Center for Research in Agricultural Genomics (CRAG), UAB, 08193, Bellaterra, Spain.
Mol Ecol. 2013 Nov;22(22):5561-76. doi: 10.1111/mec.12522. Epub 2013 Oct 28.
Next generation sequencing of pooled samples is an effective approach for studies of variability and differentiation in populations. In this paper we provide a comprehensive set of estimators of the most common statistics in population genetics based on the frequency spectrum, namely the Watterson estimator θW, nucleotide pairwise diversity Π, Tajima's D, Fu and Li's D and F, Fay and Wu's H, McDonald-Kreitman and HKA tests and FST, corrected for sequencing errors and ascertainment bias. In a simulation study, we show that pool and individual θ estimates are highly correlated and discuss how the performance of the statistics vary with read depth and sample size in different evolutionary scenarios. As an application, we reanalyse sequences from Drosophila mauritiana and from an evolution experiment in Drosophila melanogaster. These methods are useful for population genetic projects with limited budget, study of communities of individuals that are hard to isolate, or autopolyploid species.

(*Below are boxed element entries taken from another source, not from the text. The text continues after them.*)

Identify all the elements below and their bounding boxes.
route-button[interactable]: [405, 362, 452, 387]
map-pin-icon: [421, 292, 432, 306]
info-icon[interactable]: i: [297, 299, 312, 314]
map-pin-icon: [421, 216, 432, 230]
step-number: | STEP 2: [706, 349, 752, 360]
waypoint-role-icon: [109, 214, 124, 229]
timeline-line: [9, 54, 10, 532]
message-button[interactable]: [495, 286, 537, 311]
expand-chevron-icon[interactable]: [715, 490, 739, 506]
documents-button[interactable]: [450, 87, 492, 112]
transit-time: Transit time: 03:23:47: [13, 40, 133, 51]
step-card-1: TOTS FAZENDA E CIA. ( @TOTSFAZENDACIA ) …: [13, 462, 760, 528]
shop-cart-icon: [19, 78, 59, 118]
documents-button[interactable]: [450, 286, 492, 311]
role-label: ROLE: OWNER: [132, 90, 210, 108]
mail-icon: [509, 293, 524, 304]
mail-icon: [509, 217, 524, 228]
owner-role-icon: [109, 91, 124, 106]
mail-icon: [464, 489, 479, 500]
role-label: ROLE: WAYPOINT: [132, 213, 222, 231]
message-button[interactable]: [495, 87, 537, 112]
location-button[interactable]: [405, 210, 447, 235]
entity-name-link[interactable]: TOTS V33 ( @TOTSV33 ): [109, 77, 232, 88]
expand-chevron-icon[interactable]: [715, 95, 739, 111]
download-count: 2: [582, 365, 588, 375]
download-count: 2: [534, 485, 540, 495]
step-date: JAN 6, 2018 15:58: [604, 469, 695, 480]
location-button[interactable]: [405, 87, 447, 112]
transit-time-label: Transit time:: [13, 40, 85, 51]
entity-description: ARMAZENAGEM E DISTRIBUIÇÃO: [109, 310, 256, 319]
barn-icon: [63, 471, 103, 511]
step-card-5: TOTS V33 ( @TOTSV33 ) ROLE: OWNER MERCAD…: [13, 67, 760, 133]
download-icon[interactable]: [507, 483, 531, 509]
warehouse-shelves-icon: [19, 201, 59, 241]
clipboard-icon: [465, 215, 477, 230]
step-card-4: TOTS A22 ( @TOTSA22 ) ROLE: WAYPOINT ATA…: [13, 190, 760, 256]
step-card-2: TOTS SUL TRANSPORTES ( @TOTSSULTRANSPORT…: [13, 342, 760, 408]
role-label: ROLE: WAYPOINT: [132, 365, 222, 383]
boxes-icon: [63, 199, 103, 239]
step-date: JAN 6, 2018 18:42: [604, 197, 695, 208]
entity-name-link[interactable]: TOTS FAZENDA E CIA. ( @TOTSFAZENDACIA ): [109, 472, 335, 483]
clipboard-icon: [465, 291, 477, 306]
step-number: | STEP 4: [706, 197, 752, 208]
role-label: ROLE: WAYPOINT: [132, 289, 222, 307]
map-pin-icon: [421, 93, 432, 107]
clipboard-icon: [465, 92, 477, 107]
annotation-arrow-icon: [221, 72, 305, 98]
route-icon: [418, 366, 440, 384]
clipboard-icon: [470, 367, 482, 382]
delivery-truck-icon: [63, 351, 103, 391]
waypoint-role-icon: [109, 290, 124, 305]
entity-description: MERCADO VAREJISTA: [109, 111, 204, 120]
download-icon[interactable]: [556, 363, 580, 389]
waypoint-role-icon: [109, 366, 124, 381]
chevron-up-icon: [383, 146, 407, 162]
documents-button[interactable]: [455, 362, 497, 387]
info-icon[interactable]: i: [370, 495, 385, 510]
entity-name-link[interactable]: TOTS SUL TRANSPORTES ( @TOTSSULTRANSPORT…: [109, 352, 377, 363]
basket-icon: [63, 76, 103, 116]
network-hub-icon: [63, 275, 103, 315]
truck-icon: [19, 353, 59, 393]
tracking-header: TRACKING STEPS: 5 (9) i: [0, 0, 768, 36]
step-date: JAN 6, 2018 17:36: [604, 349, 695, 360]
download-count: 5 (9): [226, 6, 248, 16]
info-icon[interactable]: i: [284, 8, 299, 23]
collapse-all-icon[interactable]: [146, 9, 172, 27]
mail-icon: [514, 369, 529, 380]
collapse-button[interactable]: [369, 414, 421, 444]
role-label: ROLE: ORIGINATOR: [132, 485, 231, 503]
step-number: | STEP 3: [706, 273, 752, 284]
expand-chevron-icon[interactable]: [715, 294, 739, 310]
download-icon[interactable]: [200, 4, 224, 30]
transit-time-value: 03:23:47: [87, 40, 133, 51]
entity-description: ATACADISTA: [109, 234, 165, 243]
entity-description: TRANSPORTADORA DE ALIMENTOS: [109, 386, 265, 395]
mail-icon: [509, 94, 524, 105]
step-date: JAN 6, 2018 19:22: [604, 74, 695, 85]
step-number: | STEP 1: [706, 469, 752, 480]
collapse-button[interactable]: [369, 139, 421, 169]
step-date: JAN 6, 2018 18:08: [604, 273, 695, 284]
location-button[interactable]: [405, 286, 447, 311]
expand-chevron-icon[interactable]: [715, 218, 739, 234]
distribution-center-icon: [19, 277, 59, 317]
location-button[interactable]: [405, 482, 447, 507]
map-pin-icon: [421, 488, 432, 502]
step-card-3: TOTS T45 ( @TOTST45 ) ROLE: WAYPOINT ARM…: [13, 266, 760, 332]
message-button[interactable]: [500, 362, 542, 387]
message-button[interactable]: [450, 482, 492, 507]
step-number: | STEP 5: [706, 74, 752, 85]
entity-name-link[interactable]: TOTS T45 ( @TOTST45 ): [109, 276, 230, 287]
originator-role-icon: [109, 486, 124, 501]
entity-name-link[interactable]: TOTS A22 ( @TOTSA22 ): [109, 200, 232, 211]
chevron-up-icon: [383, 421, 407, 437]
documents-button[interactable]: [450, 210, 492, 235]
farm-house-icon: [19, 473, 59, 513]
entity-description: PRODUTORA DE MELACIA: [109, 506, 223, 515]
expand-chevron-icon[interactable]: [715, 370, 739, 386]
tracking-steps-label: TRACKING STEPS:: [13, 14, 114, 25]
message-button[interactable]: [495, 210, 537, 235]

基于频率谱的混合样本新一代测序是研究群体变异性和分化的有效方法。本文提供了一套基于频率谱的最常见群体遗传学统计量估计器,包括 Watterson 估计量θW、核苷酸成对多样性Π、 Tajima's D、Fu 和 Li 的 D 和 F、Fay 和 Wu 的 H、McDonald-Kreitman 和 HKA 检验以及 FST,这些估计器都经过了测序错误和检出偏差的校正。在模拟研究中,我们表明混合样本和个体θ估计值高度相关,并讨论了在不同进化情景下,统计量的性能如何随读取深度和样本量而变化。作为应用,我们重新分析了来自Drosophila mauritiana 和 Drosophila melanogaster 进化实验的序列。这些方法对于预算有限的群体遗传学项目、难以分离的个体群体研究,或同源多倍体物种的研究非常有用。